DAMAS: Le ministère syrien de la Défense a annoncé dimanche avoir pris le contrôle de la base d'al-Chaddadi, dans le nord-est du pays, en coordination avec les forces américaines, quelques jours après la reprise par Damas d'une autre installation près des frontières jordanienne et irakienne.

"Les forces de l'armée arabe syrienne ont pris le contrôle de la base militaire d'al-Chaddadi dans la campagne de Hassaké après coordination avec la partie américaine", indique un communiqué du ministère.

Des forces américaines déployées dans le cadre de la coalition internationale contre le groupe Etat islamique (EI) étaient stationnées sur cette base, située à la périphérie de la ville du même nom.

Elle abrite une prison où les forces kurdes détenaient des membres de l'organisation jihadiste, avant l'avancée des forces gouvernementales dans la région le mois dernier.

Cette annonce intervient après la confirmation par Washington, jeudi, du retrait de ses forces de la base d'al-Tanf, près des frontières syriennes avec la Jordanie et l'Irak, qui constituait un point d'appui stratégique pour les Etats-Unis.

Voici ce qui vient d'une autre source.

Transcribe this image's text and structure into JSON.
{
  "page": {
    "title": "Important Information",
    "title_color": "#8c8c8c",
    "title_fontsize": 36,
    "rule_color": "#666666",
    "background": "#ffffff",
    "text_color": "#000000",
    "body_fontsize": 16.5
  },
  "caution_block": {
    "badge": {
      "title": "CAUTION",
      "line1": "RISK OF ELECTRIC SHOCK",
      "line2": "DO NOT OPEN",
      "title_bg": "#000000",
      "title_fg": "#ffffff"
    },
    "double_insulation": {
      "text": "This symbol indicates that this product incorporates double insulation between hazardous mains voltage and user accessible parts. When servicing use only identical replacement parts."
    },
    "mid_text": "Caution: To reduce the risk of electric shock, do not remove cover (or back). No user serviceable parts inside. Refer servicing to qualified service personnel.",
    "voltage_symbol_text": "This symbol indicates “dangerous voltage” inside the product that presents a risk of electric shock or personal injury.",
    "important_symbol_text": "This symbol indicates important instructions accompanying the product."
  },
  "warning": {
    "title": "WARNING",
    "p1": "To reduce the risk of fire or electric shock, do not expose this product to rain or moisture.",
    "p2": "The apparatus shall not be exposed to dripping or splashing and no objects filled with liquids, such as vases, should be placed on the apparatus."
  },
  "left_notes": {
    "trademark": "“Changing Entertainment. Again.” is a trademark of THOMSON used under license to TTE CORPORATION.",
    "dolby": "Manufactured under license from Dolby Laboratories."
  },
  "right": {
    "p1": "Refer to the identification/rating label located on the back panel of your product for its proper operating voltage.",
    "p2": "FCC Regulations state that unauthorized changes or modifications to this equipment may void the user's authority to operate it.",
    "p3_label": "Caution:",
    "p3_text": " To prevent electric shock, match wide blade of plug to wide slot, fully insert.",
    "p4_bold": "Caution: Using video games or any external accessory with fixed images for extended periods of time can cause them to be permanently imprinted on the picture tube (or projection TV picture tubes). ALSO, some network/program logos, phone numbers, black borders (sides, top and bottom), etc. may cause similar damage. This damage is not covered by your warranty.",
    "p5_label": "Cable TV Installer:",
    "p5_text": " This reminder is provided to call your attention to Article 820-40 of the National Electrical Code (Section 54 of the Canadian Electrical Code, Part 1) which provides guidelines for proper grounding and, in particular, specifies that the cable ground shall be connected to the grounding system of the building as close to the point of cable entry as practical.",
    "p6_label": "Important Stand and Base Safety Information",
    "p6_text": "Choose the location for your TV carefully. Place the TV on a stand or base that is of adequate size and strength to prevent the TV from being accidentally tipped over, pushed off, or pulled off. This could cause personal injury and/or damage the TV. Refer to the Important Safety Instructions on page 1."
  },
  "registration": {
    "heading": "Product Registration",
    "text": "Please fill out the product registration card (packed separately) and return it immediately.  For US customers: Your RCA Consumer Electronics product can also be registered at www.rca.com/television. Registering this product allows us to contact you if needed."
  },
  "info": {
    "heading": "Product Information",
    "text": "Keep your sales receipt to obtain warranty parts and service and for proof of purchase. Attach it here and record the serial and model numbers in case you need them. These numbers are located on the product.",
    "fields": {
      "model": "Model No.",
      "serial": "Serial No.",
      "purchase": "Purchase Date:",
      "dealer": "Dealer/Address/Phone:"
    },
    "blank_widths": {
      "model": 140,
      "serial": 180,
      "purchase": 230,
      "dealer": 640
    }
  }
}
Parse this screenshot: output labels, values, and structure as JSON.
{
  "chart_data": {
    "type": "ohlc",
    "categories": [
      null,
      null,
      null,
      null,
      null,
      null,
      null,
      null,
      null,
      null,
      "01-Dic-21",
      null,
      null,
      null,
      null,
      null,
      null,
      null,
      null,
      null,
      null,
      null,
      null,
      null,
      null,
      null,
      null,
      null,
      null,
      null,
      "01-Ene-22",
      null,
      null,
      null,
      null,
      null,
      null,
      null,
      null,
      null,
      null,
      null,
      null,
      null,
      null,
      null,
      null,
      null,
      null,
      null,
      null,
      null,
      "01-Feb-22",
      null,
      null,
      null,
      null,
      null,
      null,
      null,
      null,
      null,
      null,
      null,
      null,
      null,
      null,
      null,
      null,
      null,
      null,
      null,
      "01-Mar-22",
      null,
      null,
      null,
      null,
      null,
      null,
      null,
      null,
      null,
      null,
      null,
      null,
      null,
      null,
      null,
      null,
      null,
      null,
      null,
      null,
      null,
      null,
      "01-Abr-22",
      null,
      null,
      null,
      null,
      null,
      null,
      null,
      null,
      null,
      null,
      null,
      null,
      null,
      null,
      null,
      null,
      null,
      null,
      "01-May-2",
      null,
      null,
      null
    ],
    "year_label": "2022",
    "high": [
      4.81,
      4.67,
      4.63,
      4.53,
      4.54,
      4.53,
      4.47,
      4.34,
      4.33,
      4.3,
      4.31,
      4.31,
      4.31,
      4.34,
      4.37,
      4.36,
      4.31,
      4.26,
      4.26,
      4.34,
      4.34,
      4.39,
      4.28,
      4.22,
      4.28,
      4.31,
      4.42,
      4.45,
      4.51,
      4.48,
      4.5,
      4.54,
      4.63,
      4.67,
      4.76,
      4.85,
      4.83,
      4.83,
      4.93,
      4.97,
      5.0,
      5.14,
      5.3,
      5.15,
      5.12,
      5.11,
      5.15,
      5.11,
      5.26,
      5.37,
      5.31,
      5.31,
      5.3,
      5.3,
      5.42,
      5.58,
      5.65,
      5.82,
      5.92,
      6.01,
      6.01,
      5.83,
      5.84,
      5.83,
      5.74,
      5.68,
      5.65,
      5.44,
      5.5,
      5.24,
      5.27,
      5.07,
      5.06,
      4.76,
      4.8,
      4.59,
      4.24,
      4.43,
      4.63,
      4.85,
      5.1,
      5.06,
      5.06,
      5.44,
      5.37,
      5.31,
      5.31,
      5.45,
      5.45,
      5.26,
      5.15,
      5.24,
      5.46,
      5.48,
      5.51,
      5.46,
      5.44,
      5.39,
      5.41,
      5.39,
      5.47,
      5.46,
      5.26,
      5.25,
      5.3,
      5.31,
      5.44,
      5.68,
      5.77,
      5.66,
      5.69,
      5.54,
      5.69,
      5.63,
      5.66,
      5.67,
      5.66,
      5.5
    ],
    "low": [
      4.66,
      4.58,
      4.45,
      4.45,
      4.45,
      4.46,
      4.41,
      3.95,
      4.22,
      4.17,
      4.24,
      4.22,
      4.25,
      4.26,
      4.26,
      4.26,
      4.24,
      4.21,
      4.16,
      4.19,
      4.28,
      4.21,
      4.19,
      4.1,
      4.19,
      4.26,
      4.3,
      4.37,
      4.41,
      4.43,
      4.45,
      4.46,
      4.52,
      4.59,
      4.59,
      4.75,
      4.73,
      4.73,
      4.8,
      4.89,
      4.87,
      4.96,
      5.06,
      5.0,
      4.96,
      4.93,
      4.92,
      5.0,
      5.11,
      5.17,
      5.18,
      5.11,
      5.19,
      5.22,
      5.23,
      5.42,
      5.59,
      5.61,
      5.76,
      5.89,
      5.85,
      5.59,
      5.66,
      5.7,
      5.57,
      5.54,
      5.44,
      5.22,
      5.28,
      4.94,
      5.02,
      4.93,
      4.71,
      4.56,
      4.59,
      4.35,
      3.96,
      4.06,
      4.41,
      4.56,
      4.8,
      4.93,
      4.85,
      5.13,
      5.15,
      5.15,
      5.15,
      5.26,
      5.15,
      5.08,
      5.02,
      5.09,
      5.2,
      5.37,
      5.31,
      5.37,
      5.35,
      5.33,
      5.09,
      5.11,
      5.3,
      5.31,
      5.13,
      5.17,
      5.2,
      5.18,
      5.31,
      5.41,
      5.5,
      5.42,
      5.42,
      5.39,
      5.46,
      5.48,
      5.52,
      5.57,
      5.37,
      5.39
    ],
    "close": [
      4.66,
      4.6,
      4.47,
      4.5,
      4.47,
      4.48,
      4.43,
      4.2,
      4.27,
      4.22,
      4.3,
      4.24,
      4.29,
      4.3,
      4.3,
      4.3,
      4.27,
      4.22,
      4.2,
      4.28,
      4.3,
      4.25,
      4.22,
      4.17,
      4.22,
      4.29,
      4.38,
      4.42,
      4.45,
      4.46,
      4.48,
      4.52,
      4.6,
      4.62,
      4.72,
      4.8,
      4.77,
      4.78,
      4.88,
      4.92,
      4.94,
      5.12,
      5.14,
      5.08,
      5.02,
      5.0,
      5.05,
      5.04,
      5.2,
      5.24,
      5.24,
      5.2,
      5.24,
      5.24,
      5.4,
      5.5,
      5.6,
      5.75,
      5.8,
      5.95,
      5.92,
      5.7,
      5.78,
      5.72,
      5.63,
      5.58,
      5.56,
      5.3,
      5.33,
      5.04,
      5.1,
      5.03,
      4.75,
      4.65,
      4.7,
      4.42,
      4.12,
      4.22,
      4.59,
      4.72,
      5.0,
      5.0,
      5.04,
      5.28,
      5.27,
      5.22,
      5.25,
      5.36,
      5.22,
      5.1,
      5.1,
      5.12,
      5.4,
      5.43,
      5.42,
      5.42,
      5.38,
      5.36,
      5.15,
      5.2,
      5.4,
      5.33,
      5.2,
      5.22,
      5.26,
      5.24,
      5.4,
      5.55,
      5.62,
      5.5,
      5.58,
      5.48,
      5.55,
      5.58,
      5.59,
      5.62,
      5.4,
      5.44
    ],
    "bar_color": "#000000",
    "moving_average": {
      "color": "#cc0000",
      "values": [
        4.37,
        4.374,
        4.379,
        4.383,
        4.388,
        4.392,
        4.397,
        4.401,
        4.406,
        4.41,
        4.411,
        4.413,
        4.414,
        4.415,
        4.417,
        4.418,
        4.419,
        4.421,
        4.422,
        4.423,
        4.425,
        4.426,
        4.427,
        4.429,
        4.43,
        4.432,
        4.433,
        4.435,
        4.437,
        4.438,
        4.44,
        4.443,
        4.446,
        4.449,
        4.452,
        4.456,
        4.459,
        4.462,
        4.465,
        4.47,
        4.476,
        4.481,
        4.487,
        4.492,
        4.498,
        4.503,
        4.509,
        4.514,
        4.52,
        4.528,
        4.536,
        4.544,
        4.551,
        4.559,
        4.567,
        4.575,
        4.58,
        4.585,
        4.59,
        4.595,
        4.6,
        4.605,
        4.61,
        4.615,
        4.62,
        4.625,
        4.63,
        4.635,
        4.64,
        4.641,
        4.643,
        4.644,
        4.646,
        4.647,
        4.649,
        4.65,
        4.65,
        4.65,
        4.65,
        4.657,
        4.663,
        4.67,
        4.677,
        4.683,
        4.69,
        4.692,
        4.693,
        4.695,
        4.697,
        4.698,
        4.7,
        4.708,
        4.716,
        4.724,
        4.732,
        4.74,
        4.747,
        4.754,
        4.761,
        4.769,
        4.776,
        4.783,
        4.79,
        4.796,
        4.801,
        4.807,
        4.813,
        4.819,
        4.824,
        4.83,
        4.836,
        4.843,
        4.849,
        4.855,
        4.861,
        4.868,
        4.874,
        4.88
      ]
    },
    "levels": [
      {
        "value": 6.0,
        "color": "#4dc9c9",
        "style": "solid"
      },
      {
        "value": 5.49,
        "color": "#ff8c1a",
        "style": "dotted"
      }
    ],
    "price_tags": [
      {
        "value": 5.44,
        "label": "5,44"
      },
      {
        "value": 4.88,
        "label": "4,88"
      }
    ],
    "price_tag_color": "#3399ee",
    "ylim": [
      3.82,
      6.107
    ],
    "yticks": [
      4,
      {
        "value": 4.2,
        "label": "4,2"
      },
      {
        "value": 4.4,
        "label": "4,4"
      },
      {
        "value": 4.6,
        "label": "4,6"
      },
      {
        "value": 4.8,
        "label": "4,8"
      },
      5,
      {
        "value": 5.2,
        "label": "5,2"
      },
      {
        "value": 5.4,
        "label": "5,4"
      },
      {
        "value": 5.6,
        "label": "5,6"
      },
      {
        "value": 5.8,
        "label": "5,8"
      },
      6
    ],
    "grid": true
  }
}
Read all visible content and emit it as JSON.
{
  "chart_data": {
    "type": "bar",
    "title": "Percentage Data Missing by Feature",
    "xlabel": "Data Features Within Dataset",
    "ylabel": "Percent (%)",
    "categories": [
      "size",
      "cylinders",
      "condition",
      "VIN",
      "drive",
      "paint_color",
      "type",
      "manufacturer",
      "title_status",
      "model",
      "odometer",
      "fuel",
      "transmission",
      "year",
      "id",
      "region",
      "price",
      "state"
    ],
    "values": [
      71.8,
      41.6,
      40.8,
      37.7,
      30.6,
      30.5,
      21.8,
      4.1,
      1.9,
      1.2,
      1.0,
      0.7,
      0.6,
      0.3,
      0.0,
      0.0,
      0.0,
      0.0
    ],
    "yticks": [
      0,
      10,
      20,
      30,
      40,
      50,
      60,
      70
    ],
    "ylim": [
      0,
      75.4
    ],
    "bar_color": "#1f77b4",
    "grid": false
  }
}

Les Forces démocratiques syriennes (FDS), dominées par les Kurdes, ont été un partenaire majeur de la coalition internationale dirigée par les Etats-Unis contre l'EI et ont joué un rôle central dans la défaite du groupe en Syrie en 2019.

Mais après la chute fin 2024 du président Bachar al-Assad, les Etats-Unis se sont rapprochés du nouveau pouvoir de Damas, estimant récemment que la nécessité de leur alliance avec les forces kurdes s'était largement estompée.

Malgré sa défaite territoriale, l'EI demeure actif en Syrie.

Samedi, le Commandement central américain pour le Moyen-Orient (Centcom) a indiqué avoir frappé plus de 30 cibles de l'organisation en Syrie depuis le début du mois.

Les frappes aériennes menées entre le 3 et le 12 février ont visé des infrastructures et des dépôts d'armes du groupe, selon un communiqué du Centcom.